Glenn Frey was clearly ticked off.
Here it was the Eagles’ long-anticipated return to a concert stage in the Twin Cities after a 14-year hiatus and he was greeted with a headline in that morning’s Star Tribune: THE EGOS HAVE LANDED: Eagles soar above rifts for Hell Freezes Over Tour.
The story was a long interview with Don Henley, Frey’s oft-contentious co-leader of the Eagles. Henley, always the more cerebral and introspective of the two, made it clear in our interview that this was more détente than resolution.
Between songs, Frey made an allusion to the play-on-words headline and the sometimes frosty situation between him and Henley. It was no longer a peaceful, easy feeling with the Eagles. Respectful, for sure. Business-like, most definitely.
With Frey’s passing on Monday meaning that the biggest selling U.S. band in history probably won’t soar again, let’s look back at how the Eagles, for better or worse, influenced our culture and the music world.
- The Eagles were probably the first mass-appeal, arena-level shoegazing U.S. band. They were fussy perfectionists in the studio and onstage they were more concerned with precision than passionate, dynamic performances. Their appeal as perfection-seeking shoegazers was never more apparent than at the biggest one-day concert in the Twin Cities -- in 1978 at the old Met Stadium with more than 65,000 people watching the Eagles and the equally motionless Steve Miller Band and Pablo Cruise in the rain.
- The Eagles made it safe for multiple singer-songwriters to find success in the same band. Sure, Buffalo Springfield predated them but they lasted for only three albums and three years.
- The Eagles proved that a big rock band could have a singing drummer, which opened the door for Phil Collins singing in Genesis.

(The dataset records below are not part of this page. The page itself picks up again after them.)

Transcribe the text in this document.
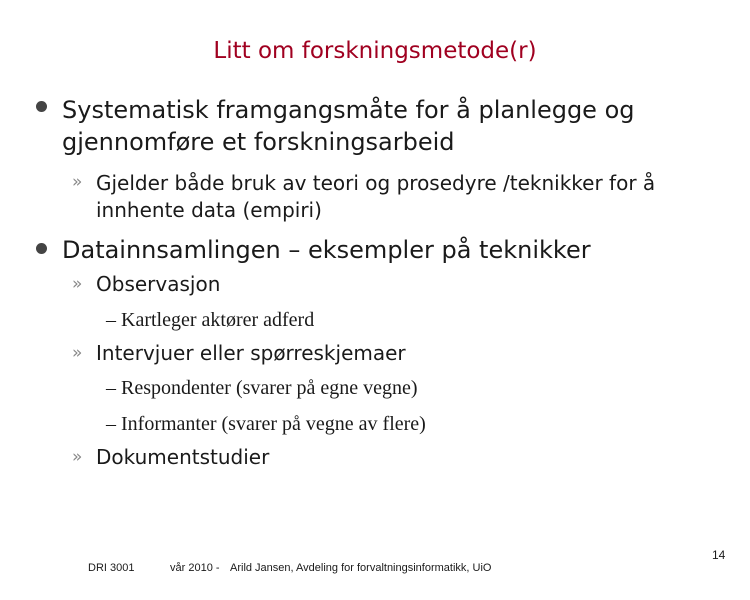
Litt om forskningsmetode(r)
Systematisk framgangsmåte for å planlegge og gjennomføre et forskningsarbeid
» Gjelder både bruk av teori og prosedyre /teknikker for å innhente data (empiri)
Datainnsamlingen – eksempler på teknikker
» Observasjon
– Kartleger aktører adferd
» Intervjuer eller spørreskjemaer
– Respondenter (svarer på egne vegne)
– Informanter (svarer på vegne av flere)
» Dokumentstudier
DRI 3001	vår 2010 - Arild Jansen, Avdeling for forvaltningsinformatikk, UiO
14
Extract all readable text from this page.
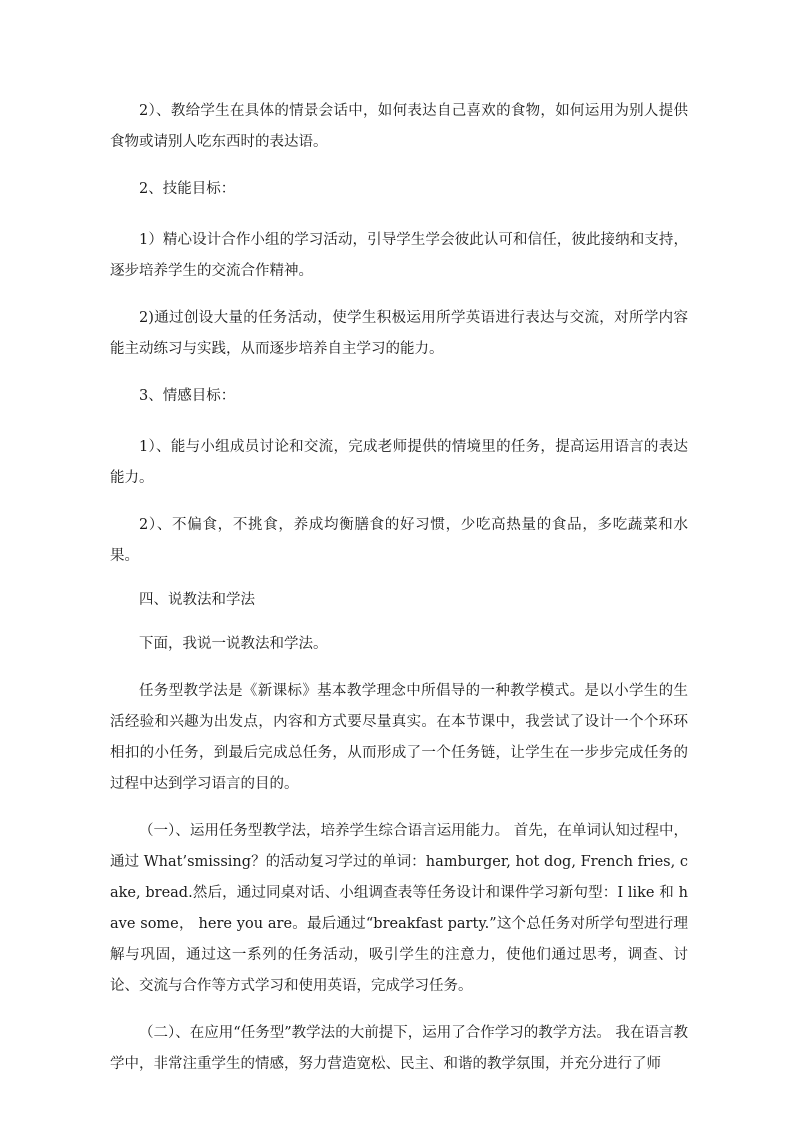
2）、教给学生在具体的情景会话中，如何表达自己喜欢的食物，如何运用为别人提供食物或请别人吃东西时的表达语。

2、技能目标：

1）精心设计合作小组的学习活动，引导学生学会彼此认可和信任，彼此接纳和支持，逐步培养学生的交流合作精神。

2)通过创设大量的任务活动，使学生积极运用所学英语进行表达与交流，对所学内容能主动练习与实践，从而逐步培养自主学习的能力。

3、情感目标：

1）、能与小组成员讨论和交流，完成老师提供的情境里的任务，提高运用语言的表达能力。

2）、不偏食，不挑食，养成均衡膳食的好习惯，少吃高热量的食品，多吃蔬菜和水果。

四、说教法和学法

下面，我说一说教法和学法。

任务型教学法是《新课标》基本教学理念中所倡导的一种教学模式。是以小学生的生活经验和兴趣为出发点，内容和方式要尽量真实。在本节课中，我尝试了设计一个个环环相扣的小任务，到最后完成总任务，从而形成了一个任务链，让学生在一步步完成任务的过程中达到学习语言的目的。

（一）、运用任务型教学法，培养学生综合语言运用能力。 首先，在单词认知过程中，通过 What’smissing？的活动复习学过的单词：hamburger, hot dog, French fries, cake, bread.然后，通过同桌对话、小组调查表等任务设计和课件学习新句型：I like 和 have some， here you are。最后通过“breakfast party.”这个总任务对所学句型进行理解与巩固，通过这一系列的任务活动，吸引学生的注意力，使他们通过思考，调查、讨论、交流与合作等方式学习和使用英语，完成学习任务。

（二）、在应用“任务型”教学法的大前提下，运用了合作学习的教学方法。 我在语言教学中，非常注重学生的情感，努力营造宽松、民主、和谐的教学氛围，并充分进行了师
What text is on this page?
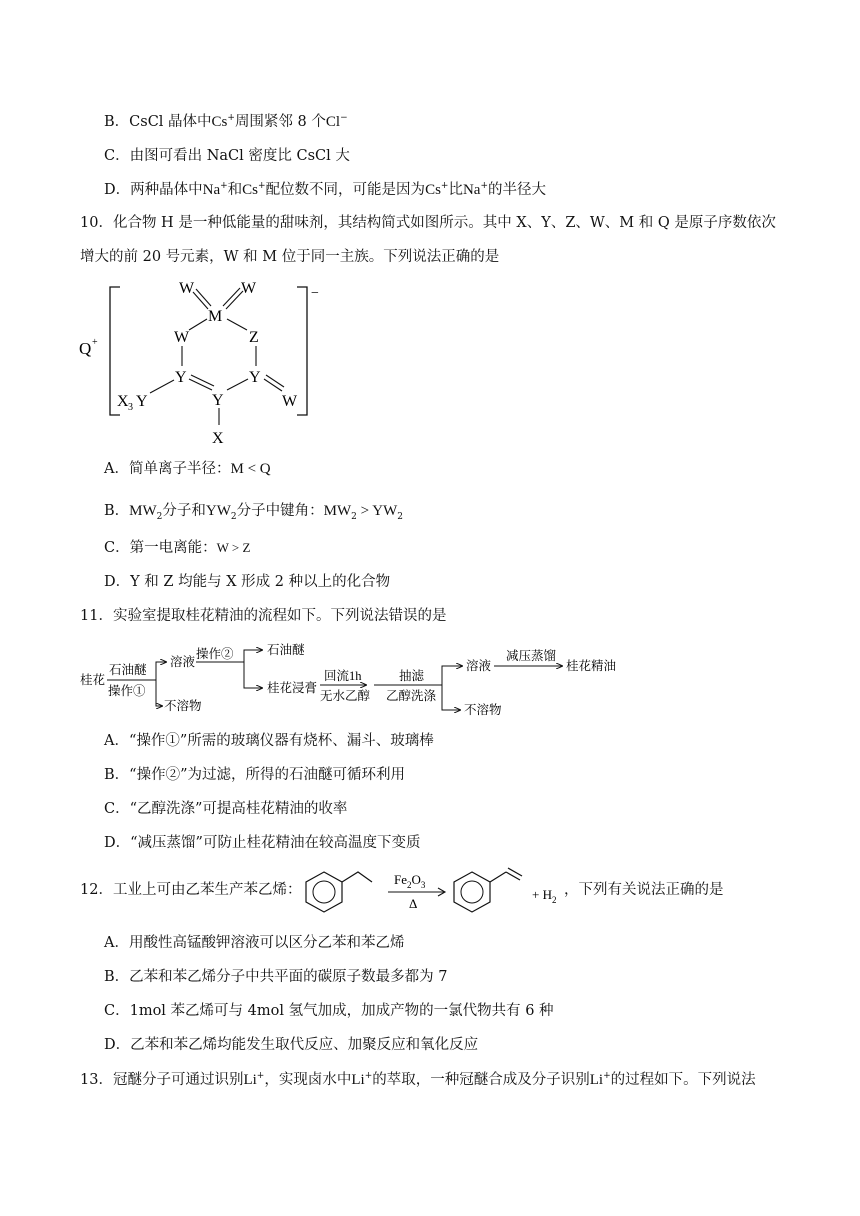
B．CsCl 晶体中Cs+周围紧邻 8 个Cl−
C．由图可看出 NaCl 密度比 CsCl 大
D．两种晶体中Na+和Cs+配位数不同，可能是因为Cs+比Na+的半径大
10．化合物 H 是一种低能量的甜味剂，其结构简式如图所示。其中 X、Y、Z、W、M 和 Q 是原子序数依次
增大的前 20 号元素，W 和 M 位于同一主族。下列说法正确的是
−
Q +
W	W
M
W	Z
Y	Y
Y	W
X 3 Y
X
A．简单离子半径：M < Q
B．$MW_2$分子和$YW_2$分子中键角：$MW_2 > YW_2$
C．第一电离能：W > Z
D．Y 和 Z 均能与 X 形成 2 种以上的化合物
11．实验室提取桂花精油的流程如下。下列说法错误的是
桂花
石油醚
操作①
溶液
不溶物
操作②	石油醚
桂花浸膏
回流1h
无水乙醇
抽滤
乙醇洗涤
溶液
不溶物
减压蒸馏
桂花精油
A．“操作①”所需的玻璃仪器有烧杯、漏斗、玻璃棒
B．“操作②”为过滤，所得的石油醚可循环利用
C．“乙醇洗涤”可提高桂花精油的收率
D．“减压蒸馏”可防止桂花精油在较高温度下变质
12．工业上可由乙苯生产苯乙烯：
$Fe_2O_3$
Δ
+ $H_2$
，下列有关说法正确的是
A．用酸性高锰酸钾溶液可以区分乙苯和苯乙烯
B．乙苯和苯乙烯分子中共平面的碳原子数最多都为 7
C．1mol 苯乙烯可与 4mol 氢气加成，加成产物的一氯代物共有 6 种
D．乙苯和苯乙烯均能发生取代反应、加聚反应和氧化反应
13．冠醚分子可通过识别Li+，实现卤水中Li+的萃取，一种冠醚合成及分子识别Li+的过程如下。下列说法
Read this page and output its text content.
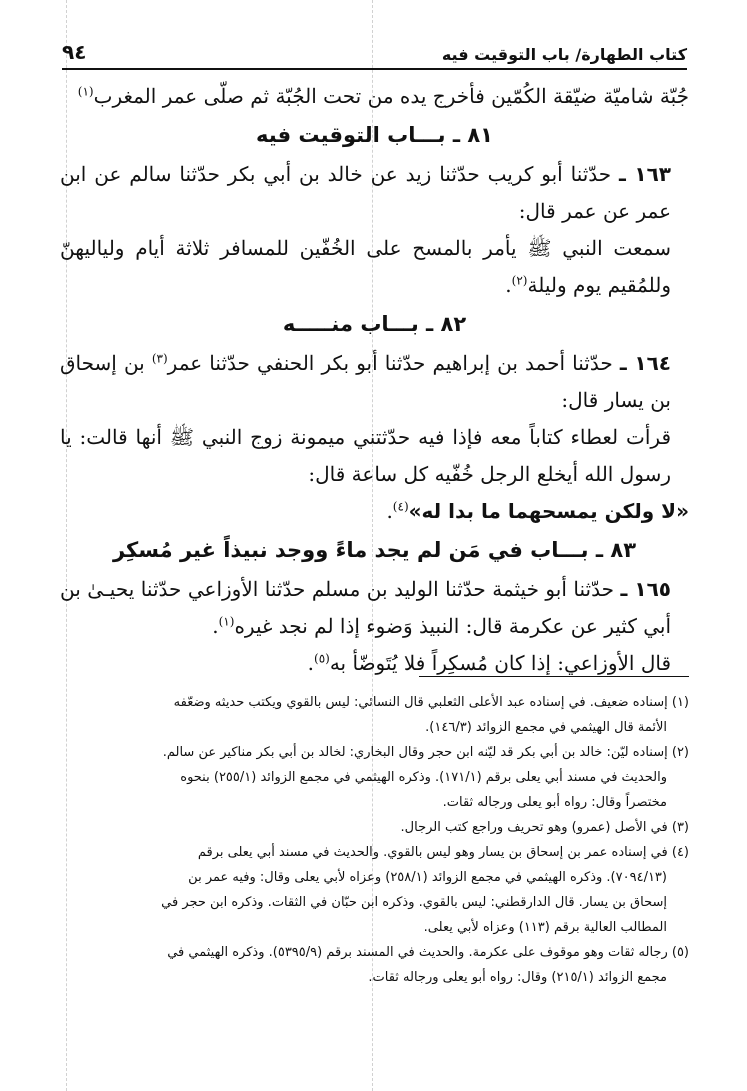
كتاب الطهارة/ باب التوقيت فيه
٩٤

جُبّة شاميّة ضيّقة الكُمّين فأخرج يده من تحت الجُبّة ثم صلّى عمر المغرب$^{(١)}$

٨١ ـ بـــاب التوقيت فيه

١٦٣ ـ حدّثنا أبو كريب حدّثنا زيد عن خالد بن أبي بكر حدّثنا سالم عن ابن عمر عن عمر قال:

سمعت النبي ﷺ يأمر بالمسح على الخُفّين للمسافر ثلاثة أيام ولياليهنّ وللمُقيم يوم وليلة$^{(٢)}$.

٨٢ ـ بـــاب منـــــه

١٦٤ ـ حدّثنا أحمد بن إبراهيم حدّثنا أبو بكر الحنفي حدّثنا عمر$^{(٣)}$ بن إسحاق بن يسار قال:

قرأت لعطاء كتاباً معه فإذا فيه حدّثتني ميمونة زوج النبي ﷺ أنها قالت: يا رسول الله أيخلع الرجل خُفّيه كل ساعة قال:

«لا ولكن يمسحهما ما بدا له»$^{(٤)}$.

٨٣ ـ بـــاب في مَن لم يجد ماءً ووجد نبيذاً غير مُسكِر

١٦٥ ـ حدّثنا أبو خيثمة حدّثنا الوليد بن مسلم حدّثنا الأوزاعي حدّثنا يحيـىٰ بن أبي كثير عن عكرمة قال: النبيذ وَضوء إذا لم نجد غيره$^{(١)}$.

قال الأوزاعي: إذا كان مُسكِراً فلا يُتَوضّأ به$^{(٥)}$.

(١) إسناده ضعيف. في إسناده عبد الأعلى الثعلبي قال النسائي: ليس بالقوي ويكتب حديثه وضعّفه
الأئمة قال الهيثمي في مجمع الزوائد (١٤٦/٣).

(٢) إسناده ليّن: خالد بن أبي بكر قد ليّنه ابن حجر وقال البخاري: لخالد بن أبي بكر مناكير عن سالم.
والحديث في مسند أبي يعلى برقم (١٧١/١). وذكره الهيثمي في مجمع الزوائد (٢٥٥/١) بنحوه
مختصراً وقال: رواه أبو يعلى ورجاله ثقات.

(٣) في الأصل (عمرو) وهو تحريف وراجع كتب الرجال.

(٤) في إسناده عمر بن إسحاق بن يسار وهو ليس بالقوي. والحديث في مسند أبي يعلى برقم
(٧٠٩٤/١٣). وذكره الهيثمي في مجمع الزوائد (٢٥٨/١) وعزاه لأبي يعلى وقال: وفيه عمر بن
إسحاق بن يسار. قال الدارقطني: ليس بالقوي. وذكره ابن حبّان في الثقات. وذكره ابن حجر في
المطالب العالية برقم (١١٣) وعزاه لأبي يعلى.

(٥) رجاله ثقات وهو موقوف على عكرمة. والحديث في المسند برقم (٥٣٩٥/٩). وذكره الهيثمي في
مجمع الزوائد (٢١٥/١) وقال: رواه أبو يعلى ورجاله ثقات.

- Thanks to their aggressive super-manager Irving Azoff, the Eagles became the first regular touring act to charge $100 for a concert ticket. Why? Because they could – and people would pay it.
- The Eagles became probably the first enduring touring band that appealed to baby boomers and their kids.
- The Eagles became the blueprint for what country music sounded like in the 1990s and beyond. Garth Brooks, Tim McGraw, Brad Paisley and countless other country stars have spoken about the influence of the Eagles. It was no small coincidence that what got the Eagles to reunite in 1994 was a tribute album to their music, “Common Thread,” featuring Nashville stars Vince Gill, Clint Black, Diamond Rio, Trisha Yearwood, Alan Jackson and Brooks & Dunn, among others -- a project engineered by Azoff. Travis Tritt asked the Eagles members to appear in his 1993 video for the album and that got the members talking again.